Until then all available paintings are here on Artfinder so please have a look.

I may not have time to write again from Devon but I sincerely hope to keep in touch with friends and clients when settled in Scotland. I hope to get back my appetite for painting, especially since I have over £300’s worth of paint, which must also go north. It’s been an anxious and incredibly busy and worrying two years, and my writing has suffered too during the trauma of building, selling and buying houses, so alongside the more cerebral stuff I’m hoping to begin my involvement in Wildcat conservation, and hope that being surrounded by such dramatic scenery and new wildlife, I’ll find lots of inspiration.

With good wishes to all.

Half price or a jolly bonfire?

We are leaving my birth county of Devon and going almost as far away as possible on mainland Britain, to the Scottish Highlands. 

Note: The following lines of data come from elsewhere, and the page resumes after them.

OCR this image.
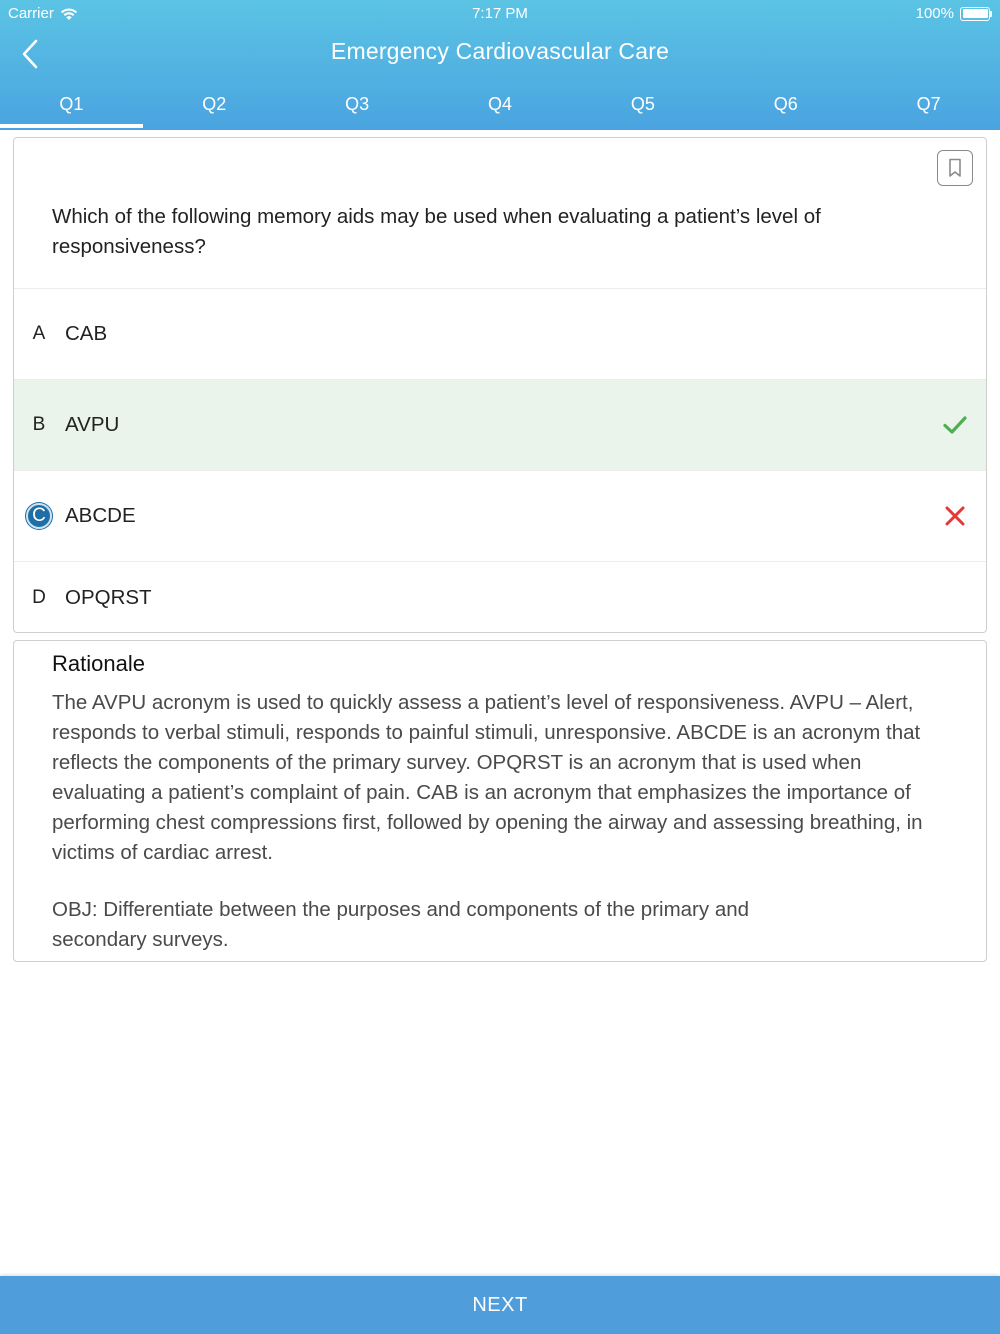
Carrier	7:17 PM	100%
Emergency Cardiovascular Care
Q1	Q2	Q3	Q4	Q5	Q6	Q7
Which of the following memory aids may be used when evaluating a patient’s level of responsiveness?
A CAB
B AVPU
C ABCDE
D OPQRST
Rationale
The AVPU acronym is used to quickly assess a patient’s level of responsiveness. AVPU – Alert, responds to verbal stimuli, responds to painful stimuli, unresponsive. ABCDE is an acronym that reflects the components of the primary survey. OPQRST is an acronym that is used when evaluating a patient’s complaint of pain. CAB is an acronym that emphasizes the importance of performing chest compressions first, followed by opening the airway and assessing breathing, in victims of cardiac arrest.
OBJ: Differentiate between the purposes and components of the primary and secondary surveys.
NEXT
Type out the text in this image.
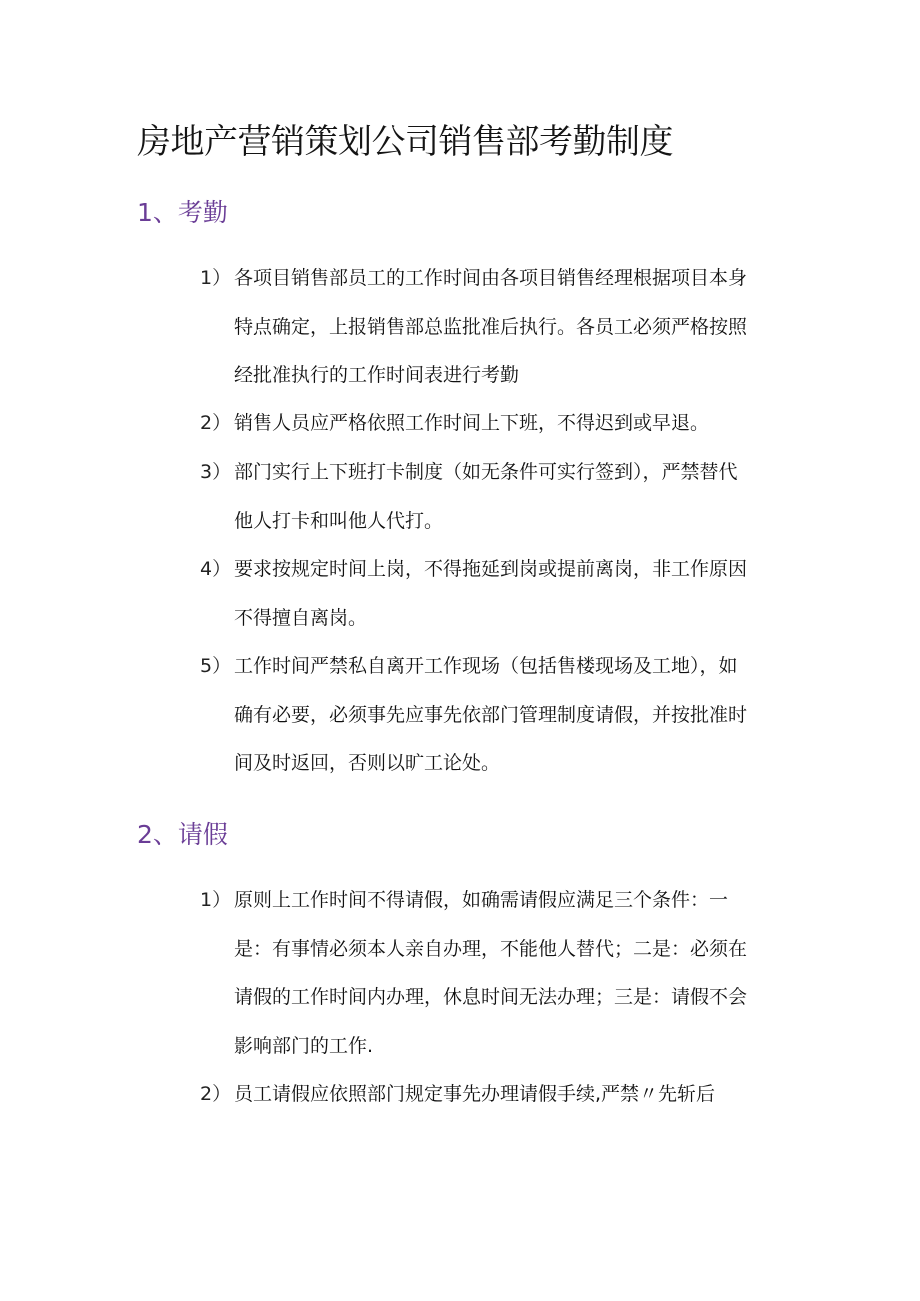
房地产营销策划公司销售部考勤制度
1、考勤
1） 各项目销售部员工的工作时间由各项目销售经理根据项目本身
特点确定，上报销售部总监批准后执行。各员工必须严格按照
经批准执行的工作时间表进行考勤
2） 销售人员应严格依照工作时间上下班，不得迟到或早退。
3） 部门实行上下班打卡制度（如无条件可实行签到），严禁替代
他人打卡和叫他人代打。
4） 要求按规定时间上岗，不得拖延到岗或提前离岗，非工作原因
不得擅自离岗。
5） 工作时间严禁私自离开工作现场（包括售楼现场及工地），如
确有必要，必须事先应事先依部门管理制度请假，并按批准时
间及时返回，否则以旷工论处。
2、请假
1） 原则上工作时间不得请假，如确需请假应满足三个条件：一
是：有事情必须本人亲自办理，不能他人替代；二是：必须在
请假的工作时间内办理，休息时间无法办理；三是：请假不会
影响部门的工作.
2） 员工请假应依照部门规定事先办理请假手续,严禁〃先斩后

It’s been brewing a while and after ten years here the time seems right.  Before entering true dotage I’d like to re-engage with my beloved Scottish wildcat Felis sylvestris and do what I can to help its terrible plight – one of the world’s rarest carnivores. This is Britain’s elusive tiger but very few people know about it; even fewer ever see it.

Anyway, the MOVE! My ranks of unsold paintings are viewed with dismay, and when we told the removal man there were about 180 he went away, chatted with a colleague, came back and trying hard but unsuccessfully not to snigger raised the price of our trip by a £1k!  So, I have to face the inevitable, and though I relish non-commerciality (as appraised by most unimaginative galleries), my stock of paintings is I guess far too much. 

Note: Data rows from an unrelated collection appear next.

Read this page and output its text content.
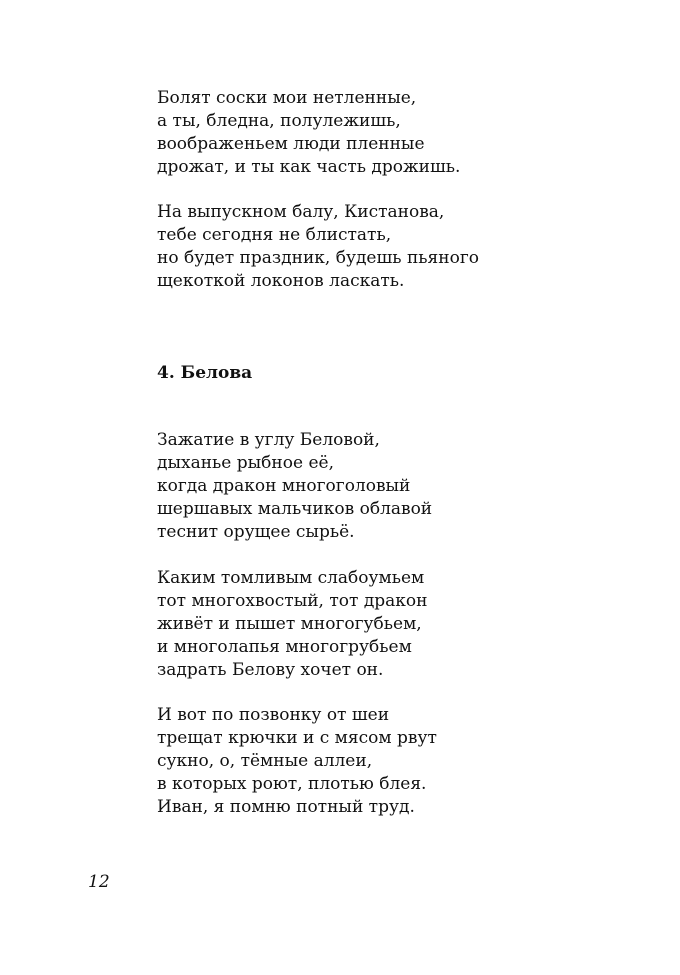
Болят соски мои нетленные,
а ты, бледна, полулежишь,
воображеньем люди пленные
дрожат, и ты как часть дрожишь.
На выпускном балу, Кистанова,
тебе сегодня не блистать,
но будет праздник, будешь пьяного
щекоткой локонов ласкать.
4. Белова
Зажатие в углу Беловой,
дыханье рыбное её,
когда дракон многоголовый
шершавых мальчиков облавой
теснит орущее сырьё.
Каким томливым слабоумьем
тот многохвостый, тот дракон
живёт и пышет многогубьем,
и многолапья многогрубьем
задрать Белову хочет он.
И вот по позвонку от шеи
трещат крючки и с мясом рвут
сукно, о, тёмные аллеи,
в которых роют, плотью блея.
Иван, я помню потный труд.
12
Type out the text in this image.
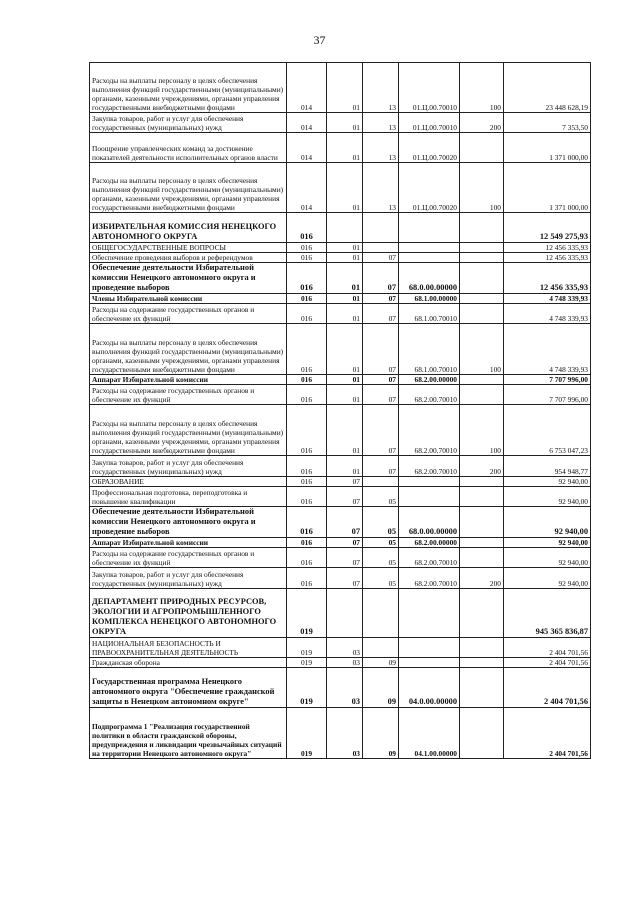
37
Расходы на выплаты персоналу в целях обеспечения выполнения функций государственными (муниципальными) органами, казенными учреждениями, органами управления государственными внебюджетными фондами	014	01	13	01.Ц.00.70010	100	23 448 628,19
Закупка товаров, работ и услуг для обеспечения государственных (муниципальных) нужд	014	01	13	01.Ц.00.70010	200	7 353,50
Поощрение управленческих команд за достижение показателей деятельности исполнительных органов власти	014	01	13	01.Ц.00.70020		1 371 000,00
Расходы на выплаты персоналу в целях обеспечения выполнения функций государственными (муниципальными) органами, казенными учреждениями, органами управления государственными внебюджетными фондами	014	01	13	01.Ц.00.70020	100	1 371 000,00
ИЗБИРАТЕЛЬНАЯ КОМИССИЯ НЕНЕЦКОГО АВТОНОМНОГО ОКРУГА	016					12 549 275,93
ОБЩЕГОСУДАРСТВЕННЫЕ ВОПРОСЫ	016	01				12 456 335,93
Обеспечение проведения выборов и референдумов	016	01	07			12 456 335,93
Обеспечение деятельности Избирательной комиссии Ненецкого автономного округа и проведение выборов	016	01	07	68.0.00.00000		12 456 335,93
Члены Избирательной комиссии	016	01	07	68.1.00.00000		4 748 339,93
Расходы на содержание государственных органов и обеспечение их функций	016	01	07	68.1.00.70010		4 748 339,93
Расходы на выплаты персоналу в целях обеспечения выполнения функций государственными (муниципальными) органами, казенными учреждениями, органами управления государственными внебюджетными фондами	016	01	07	68.1.00.70010	100	4 748 339,93
Аппарат Избирательной комиссии	016	01	07	68.2.00.00000		7 707 996,00
Расходы на содержание государственных органов и обеспечение их функций	016	01	07	68.2.00.70010		7 707 996,00
Расходы на выплаты персоналу в целях обеспечения выполнения функций государственными (муниципальными) органами, казенными учреждениями, органами управления государственными внебюджетными фондами	016	01	07	68.2.00.70010	100	6 753 047,23
Закупка товаров, работ и услуг для обеспечения государственных (муниципальных) нужд	016	01	07	68.2.00.70010	200	954 948,77
ОБРАЗОВАНИЕ	016	07				92 940,00
Профессиональная подготовка, переподготовка и повышение квалификации	016	07	05			92 940,00
Обеспечение деятельности Избирательной комиссии Ненецкого автономного округа и проведение выборов	016	07	05	68.0.00.00000		92 940,00
Аппарат Избирательной комиссии	016	07	05	68.2.00.00000		92 940,00
Расходы на содержание государственных органов и обеспечение их функций	016	07	05	68.2.00.70010		92 940,00
Закупка товаров, работ и услуг для обеспечения государственных (муниципальных) нужд	016	07	05	68.2.00.70010	200	92 940,00
ДЕПАРТАМЕНТ ПРИРОДНЫХ РЕСУРСОВ, ЭКОЛОГИИ И АГРОПРОМЫШЛЕННОГО КОМПЛЕКСА НЕНЕЦКОГО АВТОНОМНОГО ОКРУГА	019					945 365 836,87
НАЦИОНАЛЬНАЯ БЕЗОПАСНОСТЬ И ПРАВООХРАНИТЕЛЬНАЯ ДЕЯТЕЛЬНОСТЬ	019	03				2 404 701,56
Гражданская оборона	019	03	09			2 404 701,56
Государственная программа Ненецкого автономного округа "Обеспечение гражданской защиты в Ненецком автономном округе"	019	03	09	04.0.00.00000		2 404 701,56
Подпрограмма 1 "Реализация государственной политики в области гражданской обороны, предупреждения и ликвидации чрезвычайных ситуаций на территории Ненецкого автономного округа"	019	03	09	04.1.00.00000		2 404 701,56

Paintings on death row (or out on probation possibly)

All are oil, either on canvas or wood panels. Some have been through earlier moves and all are tough battle-hardened characters – up for anything – but I’d so rather not sacrifice them to some funeral pyre.

OK, so be it, therefore here is my alternative to a grand bonfire: all paintings at half price or more (if you really want one). Please go to my Artfinder site https://www.artfinder.com/artist/richard-meyer/#/. You might see something you’d like: any reasonable offer accepted!

Paul Jackson – the fine potter – tells me that to lower the prices undervalues my work.

Maybe, but I’m in no position to be precious!